Landmark study links microplastics to serious health problems - Nature
Landmark study links microplastics to serious health problems (nature.com)
We know microplastics are everywhere. We also know that they end up in the environment and ultimately in all of us.
What’s new in this paper is that it links microplastic pollution to a human health problems.
60% of the 257 people who underwent surgery had micro- or nanoplastics in a main artery. Those who did were 4.5 times more likely to experience a heart attack, a stroke or death over the next 3 years.

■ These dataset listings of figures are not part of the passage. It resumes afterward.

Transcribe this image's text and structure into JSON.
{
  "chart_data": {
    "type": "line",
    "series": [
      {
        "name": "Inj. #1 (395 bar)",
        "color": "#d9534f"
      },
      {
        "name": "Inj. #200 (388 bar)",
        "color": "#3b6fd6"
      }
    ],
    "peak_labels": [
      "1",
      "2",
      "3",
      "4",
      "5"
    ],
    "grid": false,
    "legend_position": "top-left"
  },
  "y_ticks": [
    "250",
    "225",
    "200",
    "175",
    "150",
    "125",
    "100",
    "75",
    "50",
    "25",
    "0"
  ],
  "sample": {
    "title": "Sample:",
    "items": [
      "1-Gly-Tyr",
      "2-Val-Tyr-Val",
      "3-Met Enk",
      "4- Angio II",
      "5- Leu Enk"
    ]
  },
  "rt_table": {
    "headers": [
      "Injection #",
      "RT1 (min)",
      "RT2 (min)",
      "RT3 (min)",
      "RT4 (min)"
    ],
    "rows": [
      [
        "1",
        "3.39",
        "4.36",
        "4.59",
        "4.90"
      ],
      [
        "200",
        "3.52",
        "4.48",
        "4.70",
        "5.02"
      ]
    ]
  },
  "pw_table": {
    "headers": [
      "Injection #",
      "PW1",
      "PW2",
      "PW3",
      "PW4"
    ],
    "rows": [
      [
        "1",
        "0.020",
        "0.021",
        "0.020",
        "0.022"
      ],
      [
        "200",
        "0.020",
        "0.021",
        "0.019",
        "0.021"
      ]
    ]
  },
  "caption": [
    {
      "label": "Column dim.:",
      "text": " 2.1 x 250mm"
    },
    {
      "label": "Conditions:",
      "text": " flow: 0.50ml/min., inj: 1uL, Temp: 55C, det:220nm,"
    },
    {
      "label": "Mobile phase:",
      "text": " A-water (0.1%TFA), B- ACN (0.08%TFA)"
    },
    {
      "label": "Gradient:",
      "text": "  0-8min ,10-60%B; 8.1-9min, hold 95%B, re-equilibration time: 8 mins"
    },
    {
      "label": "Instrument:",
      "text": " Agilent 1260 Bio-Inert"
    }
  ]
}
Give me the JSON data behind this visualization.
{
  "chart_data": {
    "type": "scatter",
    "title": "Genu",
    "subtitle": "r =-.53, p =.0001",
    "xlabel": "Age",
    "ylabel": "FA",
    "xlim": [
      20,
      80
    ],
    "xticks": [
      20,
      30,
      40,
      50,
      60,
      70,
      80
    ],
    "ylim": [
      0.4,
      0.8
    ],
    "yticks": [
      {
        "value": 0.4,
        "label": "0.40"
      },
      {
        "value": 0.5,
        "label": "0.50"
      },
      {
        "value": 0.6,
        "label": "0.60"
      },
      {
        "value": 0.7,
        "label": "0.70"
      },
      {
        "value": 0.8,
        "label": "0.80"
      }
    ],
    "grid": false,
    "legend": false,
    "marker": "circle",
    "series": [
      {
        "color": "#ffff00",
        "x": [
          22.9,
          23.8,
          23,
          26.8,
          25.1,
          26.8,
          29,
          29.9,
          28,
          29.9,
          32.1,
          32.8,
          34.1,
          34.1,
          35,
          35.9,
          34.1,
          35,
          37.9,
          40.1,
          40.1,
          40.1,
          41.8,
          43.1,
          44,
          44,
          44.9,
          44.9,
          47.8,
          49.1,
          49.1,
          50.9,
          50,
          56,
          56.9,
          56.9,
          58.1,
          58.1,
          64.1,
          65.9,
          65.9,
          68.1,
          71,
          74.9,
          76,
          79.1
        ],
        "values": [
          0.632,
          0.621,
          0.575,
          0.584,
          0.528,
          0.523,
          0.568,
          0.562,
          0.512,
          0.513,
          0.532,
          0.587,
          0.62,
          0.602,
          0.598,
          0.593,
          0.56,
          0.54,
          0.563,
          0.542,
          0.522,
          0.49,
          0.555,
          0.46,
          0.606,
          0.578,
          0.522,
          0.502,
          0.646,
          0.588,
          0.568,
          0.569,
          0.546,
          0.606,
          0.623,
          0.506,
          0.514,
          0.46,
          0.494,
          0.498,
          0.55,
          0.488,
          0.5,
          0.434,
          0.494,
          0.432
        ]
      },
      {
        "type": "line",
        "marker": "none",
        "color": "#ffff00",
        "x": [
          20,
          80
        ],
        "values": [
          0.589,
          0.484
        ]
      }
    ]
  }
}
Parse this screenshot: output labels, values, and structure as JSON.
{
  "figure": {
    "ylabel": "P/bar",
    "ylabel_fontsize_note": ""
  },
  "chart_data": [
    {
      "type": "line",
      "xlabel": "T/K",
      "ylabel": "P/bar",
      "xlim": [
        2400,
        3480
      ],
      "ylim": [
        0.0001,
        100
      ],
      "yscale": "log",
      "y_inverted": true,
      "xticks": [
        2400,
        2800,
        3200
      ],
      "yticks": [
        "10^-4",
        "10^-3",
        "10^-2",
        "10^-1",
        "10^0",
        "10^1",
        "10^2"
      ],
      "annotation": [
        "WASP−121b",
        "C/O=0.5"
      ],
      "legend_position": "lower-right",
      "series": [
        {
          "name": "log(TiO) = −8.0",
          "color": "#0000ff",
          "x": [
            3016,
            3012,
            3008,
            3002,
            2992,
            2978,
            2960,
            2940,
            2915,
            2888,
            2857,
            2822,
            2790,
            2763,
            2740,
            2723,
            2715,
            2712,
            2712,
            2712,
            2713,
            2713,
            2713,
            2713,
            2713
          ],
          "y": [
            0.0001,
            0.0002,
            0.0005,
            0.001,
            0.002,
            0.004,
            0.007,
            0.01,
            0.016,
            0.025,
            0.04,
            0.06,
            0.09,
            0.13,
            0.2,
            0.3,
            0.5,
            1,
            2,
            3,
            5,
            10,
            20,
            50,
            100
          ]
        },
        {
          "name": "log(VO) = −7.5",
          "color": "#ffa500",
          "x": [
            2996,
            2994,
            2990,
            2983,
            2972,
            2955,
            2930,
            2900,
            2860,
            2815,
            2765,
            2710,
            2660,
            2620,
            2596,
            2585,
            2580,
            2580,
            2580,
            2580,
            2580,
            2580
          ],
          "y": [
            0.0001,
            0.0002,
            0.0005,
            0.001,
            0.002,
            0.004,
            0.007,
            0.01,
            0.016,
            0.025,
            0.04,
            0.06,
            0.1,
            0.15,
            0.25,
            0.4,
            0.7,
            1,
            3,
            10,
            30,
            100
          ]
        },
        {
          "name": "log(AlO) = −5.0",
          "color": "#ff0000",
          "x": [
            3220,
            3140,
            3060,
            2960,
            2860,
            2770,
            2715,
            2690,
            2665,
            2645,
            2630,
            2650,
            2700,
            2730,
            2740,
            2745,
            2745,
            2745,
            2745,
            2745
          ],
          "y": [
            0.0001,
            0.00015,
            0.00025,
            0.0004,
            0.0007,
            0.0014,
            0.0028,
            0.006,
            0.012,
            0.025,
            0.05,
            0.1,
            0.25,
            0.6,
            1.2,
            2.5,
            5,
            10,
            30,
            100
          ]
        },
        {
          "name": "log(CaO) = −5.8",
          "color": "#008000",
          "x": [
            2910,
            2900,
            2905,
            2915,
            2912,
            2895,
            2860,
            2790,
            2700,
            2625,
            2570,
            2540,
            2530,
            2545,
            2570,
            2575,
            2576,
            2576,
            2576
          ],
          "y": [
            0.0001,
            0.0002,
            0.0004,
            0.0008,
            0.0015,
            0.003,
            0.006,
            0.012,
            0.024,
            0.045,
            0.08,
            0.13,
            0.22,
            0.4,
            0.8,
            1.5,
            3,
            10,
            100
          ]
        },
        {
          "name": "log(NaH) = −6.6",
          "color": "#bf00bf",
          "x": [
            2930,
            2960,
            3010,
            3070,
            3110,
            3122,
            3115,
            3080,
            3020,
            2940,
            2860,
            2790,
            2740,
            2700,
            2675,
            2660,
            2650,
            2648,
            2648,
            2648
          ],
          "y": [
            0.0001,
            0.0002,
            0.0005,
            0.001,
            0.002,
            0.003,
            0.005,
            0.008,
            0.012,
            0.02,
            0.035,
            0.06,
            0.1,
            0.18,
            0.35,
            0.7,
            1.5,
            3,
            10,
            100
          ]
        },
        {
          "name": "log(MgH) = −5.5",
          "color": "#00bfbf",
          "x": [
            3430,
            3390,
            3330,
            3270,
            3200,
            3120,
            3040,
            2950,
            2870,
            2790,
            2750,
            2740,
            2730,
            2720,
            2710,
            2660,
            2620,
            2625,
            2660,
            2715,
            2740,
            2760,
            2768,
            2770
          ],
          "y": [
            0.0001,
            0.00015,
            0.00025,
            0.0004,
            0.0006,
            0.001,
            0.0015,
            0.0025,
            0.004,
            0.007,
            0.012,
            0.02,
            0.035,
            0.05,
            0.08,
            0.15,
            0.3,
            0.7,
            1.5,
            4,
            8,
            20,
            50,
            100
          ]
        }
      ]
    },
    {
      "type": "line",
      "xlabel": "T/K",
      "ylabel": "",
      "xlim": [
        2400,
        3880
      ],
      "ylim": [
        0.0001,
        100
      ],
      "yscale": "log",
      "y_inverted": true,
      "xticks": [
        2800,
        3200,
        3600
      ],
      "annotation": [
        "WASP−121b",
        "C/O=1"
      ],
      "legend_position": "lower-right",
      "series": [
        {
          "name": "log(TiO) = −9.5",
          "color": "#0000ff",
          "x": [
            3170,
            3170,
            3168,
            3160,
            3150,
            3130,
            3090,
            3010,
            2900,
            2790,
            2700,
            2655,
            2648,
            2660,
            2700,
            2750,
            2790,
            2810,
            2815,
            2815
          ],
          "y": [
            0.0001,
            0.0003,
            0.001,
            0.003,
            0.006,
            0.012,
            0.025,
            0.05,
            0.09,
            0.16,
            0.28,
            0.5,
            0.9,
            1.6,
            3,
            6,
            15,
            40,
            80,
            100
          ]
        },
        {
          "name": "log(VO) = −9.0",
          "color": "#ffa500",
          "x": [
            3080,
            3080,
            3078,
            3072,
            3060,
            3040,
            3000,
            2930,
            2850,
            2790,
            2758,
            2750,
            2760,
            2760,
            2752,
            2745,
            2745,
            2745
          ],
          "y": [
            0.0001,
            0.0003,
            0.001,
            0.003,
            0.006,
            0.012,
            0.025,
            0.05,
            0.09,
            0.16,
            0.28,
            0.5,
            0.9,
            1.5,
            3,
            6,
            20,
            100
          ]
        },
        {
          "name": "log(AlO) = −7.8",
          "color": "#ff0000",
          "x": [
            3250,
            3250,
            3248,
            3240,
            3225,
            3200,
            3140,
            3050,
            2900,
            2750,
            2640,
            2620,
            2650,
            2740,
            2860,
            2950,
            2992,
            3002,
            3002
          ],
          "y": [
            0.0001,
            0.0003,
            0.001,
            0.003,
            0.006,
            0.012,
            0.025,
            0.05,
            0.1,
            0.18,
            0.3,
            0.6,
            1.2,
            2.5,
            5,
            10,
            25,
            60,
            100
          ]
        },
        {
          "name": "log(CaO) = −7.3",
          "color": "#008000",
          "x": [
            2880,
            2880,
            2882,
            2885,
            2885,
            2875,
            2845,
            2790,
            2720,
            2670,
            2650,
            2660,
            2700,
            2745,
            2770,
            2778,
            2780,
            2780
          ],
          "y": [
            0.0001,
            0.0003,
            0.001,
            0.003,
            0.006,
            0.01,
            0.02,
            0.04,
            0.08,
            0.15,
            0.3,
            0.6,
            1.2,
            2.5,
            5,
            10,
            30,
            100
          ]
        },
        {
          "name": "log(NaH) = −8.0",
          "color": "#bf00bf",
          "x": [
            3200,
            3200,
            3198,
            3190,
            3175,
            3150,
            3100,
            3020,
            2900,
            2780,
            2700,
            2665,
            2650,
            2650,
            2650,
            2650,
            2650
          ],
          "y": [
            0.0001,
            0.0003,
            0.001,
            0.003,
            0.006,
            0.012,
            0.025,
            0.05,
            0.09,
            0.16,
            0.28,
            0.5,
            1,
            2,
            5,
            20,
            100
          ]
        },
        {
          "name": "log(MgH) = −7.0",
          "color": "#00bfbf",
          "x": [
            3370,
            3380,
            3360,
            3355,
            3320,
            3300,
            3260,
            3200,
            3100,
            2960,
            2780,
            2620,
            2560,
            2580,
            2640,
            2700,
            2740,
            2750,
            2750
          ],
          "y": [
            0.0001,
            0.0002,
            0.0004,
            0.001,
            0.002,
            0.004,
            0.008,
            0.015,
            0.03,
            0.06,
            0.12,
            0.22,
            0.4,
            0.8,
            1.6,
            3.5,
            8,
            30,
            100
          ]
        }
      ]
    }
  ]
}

Microplastics had become embedded in the fatty plaque that clings to the walls of blood vessels. It appeared that micro- and nanoplastics made those fatty blobs of plaque more frail, increasing the risk that they could dislodge from the artery wall, block the flow of blood in a smaller vessel and prompt a heart attack or stroke.
Caveat: the study shows correlation rather than causation and did not control for other potential disease drivers.
Market angle: The ‘Circular Economy’ investment theme has been flying under the radar, but there is slowly growing news-flow momentum, especially on plastics.
Catalysts: A soon to be released documentary on plastic pollution could draw additional attention to the topic. And at a U.N. meeting in April there will be negotiations on a treaty that aims to curb the growth of plastic pollution.
Bottom line: First study linking microplastics to serious health problems. As public pressure grows, the Circular Economy theme will get more attention.